Bem, essas são perguntas comuns e frequentes para quem não teve acesso a este texto, ao finalizar a leitura, você entenderá como tudo isso se torna possível.
A experiência musical, para nós, acontece antes do nascimento, a partir das percepções ainda no útero materno. Elas são sentidas em nossa pele. O som do movimento do corpo é vivenciado de diversas formas e tudo isso faz parte do desenvolvimento da nossa musicalidade, isto é, da criação, da expressão e da interpretação musical do nosso ser. Assim, entendemos que a vivência da musicalidade acontece de modo multissensorial na unidade do funcionamento do organismo.

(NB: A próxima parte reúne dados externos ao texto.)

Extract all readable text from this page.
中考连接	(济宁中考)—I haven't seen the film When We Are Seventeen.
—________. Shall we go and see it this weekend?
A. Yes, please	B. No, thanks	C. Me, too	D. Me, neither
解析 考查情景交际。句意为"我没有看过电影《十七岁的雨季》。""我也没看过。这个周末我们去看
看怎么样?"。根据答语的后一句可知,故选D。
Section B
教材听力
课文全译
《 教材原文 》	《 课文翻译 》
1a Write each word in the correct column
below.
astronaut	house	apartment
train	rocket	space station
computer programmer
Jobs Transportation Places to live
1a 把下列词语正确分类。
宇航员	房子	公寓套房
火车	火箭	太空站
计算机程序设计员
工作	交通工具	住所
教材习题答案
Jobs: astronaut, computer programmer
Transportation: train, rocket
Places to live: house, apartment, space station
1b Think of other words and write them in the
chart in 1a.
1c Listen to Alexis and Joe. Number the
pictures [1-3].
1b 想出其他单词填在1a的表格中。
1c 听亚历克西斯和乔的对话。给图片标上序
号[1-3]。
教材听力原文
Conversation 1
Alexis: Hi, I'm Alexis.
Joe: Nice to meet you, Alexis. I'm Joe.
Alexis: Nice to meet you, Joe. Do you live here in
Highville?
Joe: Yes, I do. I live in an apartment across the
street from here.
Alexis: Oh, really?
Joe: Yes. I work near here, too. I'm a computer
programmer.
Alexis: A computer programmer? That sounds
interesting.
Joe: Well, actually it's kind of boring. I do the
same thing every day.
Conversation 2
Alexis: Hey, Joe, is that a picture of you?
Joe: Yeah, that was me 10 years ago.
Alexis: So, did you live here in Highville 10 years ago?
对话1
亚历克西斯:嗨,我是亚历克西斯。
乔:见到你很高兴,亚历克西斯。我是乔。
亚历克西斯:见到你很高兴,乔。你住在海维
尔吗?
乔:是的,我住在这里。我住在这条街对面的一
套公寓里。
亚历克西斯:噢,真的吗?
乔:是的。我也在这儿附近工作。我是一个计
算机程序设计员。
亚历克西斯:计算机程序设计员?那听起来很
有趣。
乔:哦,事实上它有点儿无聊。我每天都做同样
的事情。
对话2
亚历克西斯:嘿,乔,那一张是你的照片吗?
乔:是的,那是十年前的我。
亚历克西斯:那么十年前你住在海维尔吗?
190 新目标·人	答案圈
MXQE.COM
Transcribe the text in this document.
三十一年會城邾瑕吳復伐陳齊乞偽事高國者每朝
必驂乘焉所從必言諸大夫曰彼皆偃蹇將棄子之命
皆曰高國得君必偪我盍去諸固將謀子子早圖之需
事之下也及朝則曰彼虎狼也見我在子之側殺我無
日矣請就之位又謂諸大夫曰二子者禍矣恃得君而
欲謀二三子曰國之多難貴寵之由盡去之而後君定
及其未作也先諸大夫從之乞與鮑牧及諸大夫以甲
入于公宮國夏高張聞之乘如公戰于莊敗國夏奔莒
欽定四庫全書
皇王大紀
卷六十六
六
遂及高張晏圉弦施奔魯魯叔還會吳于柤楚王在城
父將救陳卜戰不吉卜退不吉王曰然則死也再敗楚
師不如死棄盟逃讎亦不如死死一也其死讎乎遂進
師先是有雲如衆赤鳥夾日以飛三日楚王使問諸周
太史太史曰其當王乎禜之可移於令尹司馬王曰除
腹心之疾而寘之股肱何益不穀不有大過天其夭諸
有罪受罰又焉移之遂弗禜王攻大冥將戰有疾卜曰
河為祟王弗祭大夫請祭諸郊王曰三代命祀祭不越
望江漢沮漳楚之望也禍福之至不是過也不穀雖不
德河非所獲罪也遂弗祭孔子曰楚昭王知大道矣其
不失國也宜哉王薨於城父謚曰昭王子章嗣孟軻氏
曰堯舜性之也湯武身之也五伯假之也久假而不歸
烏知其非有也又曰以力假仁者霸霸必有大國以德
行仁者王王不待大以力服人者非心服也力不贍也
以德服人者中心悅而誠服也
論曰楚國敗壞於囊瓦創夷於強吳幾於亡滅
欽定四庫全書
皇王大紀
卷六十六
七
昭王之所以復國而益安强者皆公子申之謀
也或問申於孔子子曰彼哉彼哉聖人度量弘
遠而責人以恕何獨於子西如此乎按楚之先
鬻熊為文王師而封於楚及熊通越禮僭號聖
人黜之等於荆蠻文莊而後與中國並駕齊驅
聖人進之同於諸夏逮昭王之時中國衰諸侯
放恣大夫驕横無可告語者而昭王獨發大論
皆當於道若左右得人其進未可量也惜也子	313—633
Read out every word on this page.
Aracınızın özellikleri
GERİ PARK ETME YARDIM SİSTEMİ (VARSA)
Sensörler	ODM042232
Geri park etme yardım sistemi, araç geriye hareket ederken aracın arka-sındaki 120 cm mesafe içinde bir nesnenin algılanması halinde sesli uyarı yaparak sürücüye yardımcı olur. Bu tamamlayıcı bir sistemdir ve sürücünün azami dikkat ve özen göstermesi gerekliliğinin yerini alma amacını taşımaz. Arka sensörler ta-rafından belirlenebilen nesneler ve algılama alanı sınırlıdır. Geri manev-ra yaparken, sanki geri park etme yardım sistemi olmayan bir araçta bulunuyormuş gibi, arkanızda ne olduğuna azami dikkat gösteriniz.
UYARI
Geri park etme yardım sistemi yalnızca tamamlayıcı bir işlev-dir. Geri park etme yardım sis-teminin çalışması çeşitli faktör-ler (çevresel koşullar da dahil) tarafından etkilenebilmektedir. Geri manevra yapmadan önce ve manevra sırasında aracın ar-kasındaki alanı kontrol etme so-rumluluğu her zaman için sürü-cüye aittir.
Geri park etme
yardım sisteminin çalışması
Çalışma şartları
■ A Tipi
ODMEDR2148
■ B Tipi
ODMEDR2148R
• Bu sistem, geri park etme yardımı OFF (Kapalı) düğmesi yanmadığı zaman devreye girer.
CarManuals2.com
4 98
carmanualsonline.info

Como base teórica para compreendermos a relação da pessoa surda com o mundo sonoro, nos apropriamos da teoria histórico-cultural de Vigotski. Ela nos permite perceber o indivíduo como ser de possibilidades, em que a pessoa surda apresenta um defeito biológico, mas só é vista como uma pessoa com deficiência em sua relação na sociedade.
Este é um texto necessário para os corações e para as mentes de todo educador e educadora que tem a possibilidade de viver com a dessemelhança do outro, com sua singularidade, pois clarifica o entendimento de que a diferença entre os sujeitos educativos se situa no campo da diversidade de desenvolvimento humano.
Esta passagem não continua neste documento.